Thanks for your contribution. No, it isn't my story but I thought it was pretty useful to put this story on, for those who fall for it. All feedback is very welcome.

Patagonia 1 I truly respect what you said here and appreciate a true, from the heart , glimpse of how a spouse feels when this happens to them. Unfortunately there are women and men who prey on people who are in a relationship. It makes them feel powerful to "snag" a person committed in a relationship. Not just helpless , naive people out there or people who have fallen in love or are the dependent type. I have been following God's word The Bible since I was 12 years old ,with the Lord's help. I take very seriously the 10 commandments. I have found this saves a lot of heart ache from happening but unfortunately when others have illnesses or problems or choose to treat others with disrespect then the hurt falls on us and our families.
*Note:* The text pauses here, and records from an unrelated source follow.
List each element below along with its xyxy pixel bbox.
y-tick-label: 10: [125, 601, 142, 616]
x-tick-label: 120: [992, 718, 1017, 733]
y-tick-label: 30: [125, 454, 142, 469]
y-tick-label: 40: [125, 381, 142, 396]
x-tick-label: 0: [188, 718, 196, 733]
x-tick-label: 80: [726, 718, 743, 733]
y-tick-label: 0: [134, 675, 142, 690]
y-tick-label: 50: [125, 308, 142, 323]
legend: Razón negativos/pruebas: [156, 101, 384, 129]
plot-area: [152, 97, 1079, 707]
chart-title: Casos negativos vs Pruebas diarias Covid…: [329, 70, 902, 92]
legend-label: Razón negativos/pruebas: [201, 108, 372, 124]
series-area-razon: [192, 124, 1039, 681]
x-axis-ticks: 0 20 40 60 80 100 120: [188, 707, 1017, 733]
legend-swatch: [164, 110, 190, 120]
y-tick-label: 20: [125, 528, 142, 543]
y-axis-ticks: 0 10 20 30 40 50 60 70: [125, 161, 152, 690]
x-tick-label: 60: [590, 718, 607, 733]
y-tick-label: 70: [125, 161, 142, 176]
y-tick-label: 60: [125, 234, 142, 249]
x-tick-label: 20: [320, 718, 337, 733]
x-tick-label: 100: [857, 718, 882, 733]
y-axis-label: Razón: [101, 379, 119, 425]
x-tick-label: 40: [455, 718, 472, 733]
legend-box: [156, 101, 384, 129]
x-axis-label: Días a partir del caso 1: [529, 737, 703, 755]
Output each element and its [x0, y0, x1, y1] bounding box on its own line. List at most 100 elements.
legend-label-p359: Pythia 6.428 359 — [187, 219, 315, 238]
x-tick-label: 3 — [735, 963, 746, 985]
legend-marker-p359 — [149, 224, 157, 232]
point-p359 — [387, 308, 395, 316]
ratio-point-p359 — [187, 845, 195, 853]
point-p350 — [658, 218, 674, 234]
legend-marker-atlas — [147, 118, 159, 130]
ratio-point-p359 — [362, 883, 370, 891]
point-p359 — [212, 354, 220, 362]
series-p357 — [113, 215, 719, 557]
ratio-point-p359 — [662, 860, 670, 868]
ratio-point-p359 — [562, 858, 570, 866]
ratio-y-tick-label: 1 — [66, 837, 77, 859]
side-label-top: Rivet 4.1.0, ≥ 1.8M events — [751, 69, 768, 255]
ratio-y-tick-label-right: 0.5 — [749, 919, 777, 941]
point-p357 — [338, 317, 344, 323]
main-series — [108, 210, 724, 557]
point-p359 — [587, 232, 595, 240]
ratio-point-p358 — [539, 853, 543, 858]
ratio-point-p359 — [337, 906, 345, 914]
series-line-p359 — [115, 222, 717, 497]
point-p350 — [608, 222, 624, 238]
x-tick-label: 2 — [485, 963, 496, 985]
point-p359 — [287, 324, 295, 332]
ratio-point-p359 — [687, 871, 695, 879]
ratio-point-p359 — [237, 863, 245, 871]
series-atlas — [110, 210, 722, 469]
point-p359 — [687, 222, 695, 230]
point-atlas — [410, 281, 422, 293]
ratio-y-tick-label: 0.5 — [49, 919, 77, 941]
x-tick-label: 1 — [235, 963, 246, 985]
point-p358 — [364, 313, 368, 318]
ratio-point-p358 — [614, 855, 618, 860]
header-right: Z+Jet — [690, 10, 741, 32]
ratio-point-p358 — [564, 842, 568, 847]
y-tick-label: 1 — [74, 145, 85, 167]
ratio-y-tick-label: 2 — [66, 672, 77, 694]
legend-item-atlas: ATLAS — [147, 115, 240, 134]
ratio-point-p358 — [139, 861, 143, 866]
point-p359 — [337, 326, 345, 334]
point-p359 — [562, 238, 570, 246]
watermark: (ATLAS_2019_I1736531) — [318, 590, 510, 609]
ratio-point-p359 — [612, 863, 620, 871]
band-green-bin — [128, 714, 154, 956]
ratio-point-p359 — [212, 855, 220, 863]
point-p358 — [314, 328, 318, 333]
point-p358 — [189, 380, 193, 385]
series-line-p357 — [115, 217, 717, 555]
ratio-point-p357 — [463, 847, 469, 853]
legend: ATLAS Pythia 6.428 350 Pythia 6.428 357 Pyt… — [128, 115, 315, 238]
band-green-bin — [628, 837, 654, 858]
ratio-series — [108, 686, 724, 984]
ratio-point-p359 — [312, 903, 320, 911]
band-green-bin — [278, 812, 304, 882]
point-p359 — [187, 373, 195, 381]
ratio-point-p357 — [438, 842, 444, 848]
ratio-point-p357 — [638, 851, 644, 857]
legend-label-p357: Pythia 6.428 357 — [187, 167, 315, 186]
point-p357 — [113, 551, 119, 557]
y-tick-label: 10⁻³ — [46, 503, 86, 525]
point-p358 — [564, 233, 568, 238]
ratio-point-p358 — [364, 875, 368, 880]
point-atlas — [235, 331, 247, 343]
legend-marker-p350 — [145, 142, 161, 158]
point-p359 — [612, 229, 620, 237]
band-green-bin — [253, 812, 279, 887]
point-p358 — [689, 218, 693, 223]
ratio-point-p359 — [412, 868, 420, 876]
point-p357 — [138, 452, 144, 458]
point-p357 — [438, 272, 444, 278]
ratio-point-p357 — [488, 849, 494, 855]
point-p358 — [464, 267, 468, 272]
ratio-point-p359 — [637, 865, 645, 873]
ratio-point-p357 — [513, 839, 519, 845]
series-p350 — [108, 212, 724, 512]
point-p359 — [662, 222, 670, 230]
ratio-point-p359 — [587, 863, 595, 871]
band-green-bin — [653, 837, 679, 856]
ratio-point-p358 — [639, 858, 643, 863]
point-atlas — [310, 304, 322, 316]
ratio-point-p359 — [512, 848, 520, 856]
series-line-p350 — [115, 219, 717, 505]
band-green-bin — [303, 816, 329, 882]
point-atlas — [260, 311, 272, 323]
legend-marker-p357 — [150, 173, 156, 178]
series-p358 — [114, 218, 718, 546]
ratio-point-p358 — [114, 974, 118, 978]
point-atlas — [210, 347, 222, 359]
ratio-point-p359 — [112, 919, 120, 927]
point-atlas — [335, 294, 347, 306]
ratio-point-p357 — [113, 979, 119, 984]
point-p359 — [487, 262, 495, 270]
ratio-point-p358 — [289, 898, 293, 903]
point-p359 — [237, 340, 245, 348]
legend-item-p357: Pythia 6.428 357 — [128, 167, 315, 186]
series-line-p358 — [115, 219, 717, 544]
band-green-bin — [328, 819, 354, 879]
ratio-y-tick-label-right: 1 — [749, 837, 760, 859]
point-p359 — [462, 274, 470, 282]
Also sooner or later on them also. I have deep regret for the ways I have hurt others . Not necessarily in sexual ways but other ways. I am so pleased to hear your husband received help for his illness, and is making a commitment to you and your children. Thank you for sharing with us your story and pain, and I would like to thank stephaniebis for putting the scenario out here for others to respond too.

She doesn't need to ponder whether or not she is a victim. She needs to get out of that relationship.

"She continues the relationship."

She may have started as a victim, but that line of the story makes her an equal participant in her own exploitation. She's now an accomplice.

Well I can't tell from the story since it isn't complete. You can't fall in love immediately..
At what point did they sleep together and when did she find out he was married... So my question is didn't she think something was wrong if they didn't see each other all the time .. Was he always available did she go to his house etc.
gut tells me accomplice.. She must have guessed something was not par en par. But hopefully she stopped it the minute she found out.. Then she's a strong moral woman who would never be second best to anyone.